I decided to go to the café for a cup of tea … waited in the queue behind a man with a big tarboosh on his head.
‘Cup of tea, please, luv,’ I asked. I sat in a corner table. The tea was foul. It tasted of dish water. I tipped it into a plant pot and I almost expected the plant to die. I sat there for a few minutes admiring the well grown plants, in particular the pennyroyal.
I was wondering whether I should check if the man was alright but decided that it was uncongenial to my timetable.
‘That hospital is busy,’ I thought as I walked down the road.
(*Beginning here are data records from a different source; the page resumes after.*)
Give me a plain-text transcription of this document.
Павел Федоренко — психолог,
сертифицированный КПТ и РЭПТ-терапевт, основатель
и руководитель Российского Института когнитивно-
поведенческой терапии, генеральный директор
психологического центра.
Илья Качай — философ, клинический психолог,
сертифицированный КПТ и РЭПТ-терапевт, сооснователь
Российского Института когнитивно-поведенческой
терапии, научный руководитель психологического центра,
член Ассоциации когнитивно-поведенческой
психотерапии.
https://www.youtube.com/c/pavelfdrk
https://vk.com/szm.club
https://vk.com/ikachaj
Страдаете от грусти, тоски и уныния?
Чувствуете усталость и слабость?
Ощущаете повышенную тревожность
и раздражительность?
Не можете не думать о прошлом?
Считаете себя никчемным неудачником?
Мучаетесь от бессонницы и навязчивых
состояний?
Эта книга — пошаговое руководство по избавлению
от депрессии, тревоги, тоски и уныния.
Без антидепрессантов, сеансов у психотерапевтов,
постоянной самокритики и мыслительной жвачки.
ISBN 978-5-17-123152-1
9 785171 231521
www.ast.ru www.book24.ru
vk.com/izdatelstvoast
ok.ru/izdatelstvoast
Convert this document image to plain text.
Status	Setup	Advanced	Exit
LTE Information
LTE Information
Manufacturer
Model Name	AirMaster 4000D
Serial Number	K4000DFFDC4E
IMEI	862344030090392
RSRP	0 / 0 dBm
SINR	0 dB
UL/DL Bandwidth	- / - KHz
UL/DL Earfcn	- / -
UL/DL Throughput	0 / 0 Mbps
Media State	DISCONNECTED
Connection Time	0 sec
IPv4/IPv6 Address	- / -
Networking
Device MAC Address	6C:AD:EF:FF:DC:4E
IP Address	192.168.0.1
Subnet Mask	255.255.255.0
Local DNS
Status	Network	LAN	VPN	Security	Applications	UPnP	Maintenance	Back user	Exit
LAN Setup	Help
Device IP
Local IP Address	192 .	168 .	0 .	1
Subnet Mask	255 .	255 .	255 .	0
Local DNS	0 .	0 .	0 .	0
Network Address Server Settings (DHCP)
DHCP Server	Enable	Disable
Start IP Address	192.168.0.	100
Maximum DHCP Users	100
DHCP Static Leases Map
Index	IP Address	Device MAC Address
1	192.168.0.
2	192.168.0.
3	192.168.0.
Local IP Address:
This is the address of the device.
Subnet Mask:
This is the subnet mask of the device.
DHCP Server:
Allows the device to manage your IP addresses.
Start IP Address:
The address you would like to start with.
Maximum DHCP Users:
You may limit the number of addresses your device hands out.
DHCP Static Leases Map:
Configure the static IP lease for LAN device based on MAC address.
Usquebaugh, tegument, pneumatology, tarboosh, uncongenial? What really jumps out at us, though, is such an early use of subject matter that would arise again in the early nineties. ‘Pennyroyal Tea’ was a Nirvana song covered by the Manics on their last tour with Richey. The mention of pneumatology is very apt, considering Richey’s late obsessions with matters spiritual. Likewise the fact that there is a man having his stitches removed – presaging the scene, known to anyone familiar with Manic Street Preachers history, when Richey attended hospital after the ‘4 REAL’ incident. The bottle of booze. The lectures inside the mental ward, conjuring images of his stay at the Priory 12 years later. Reading it has a startling effect, and there is plenty more.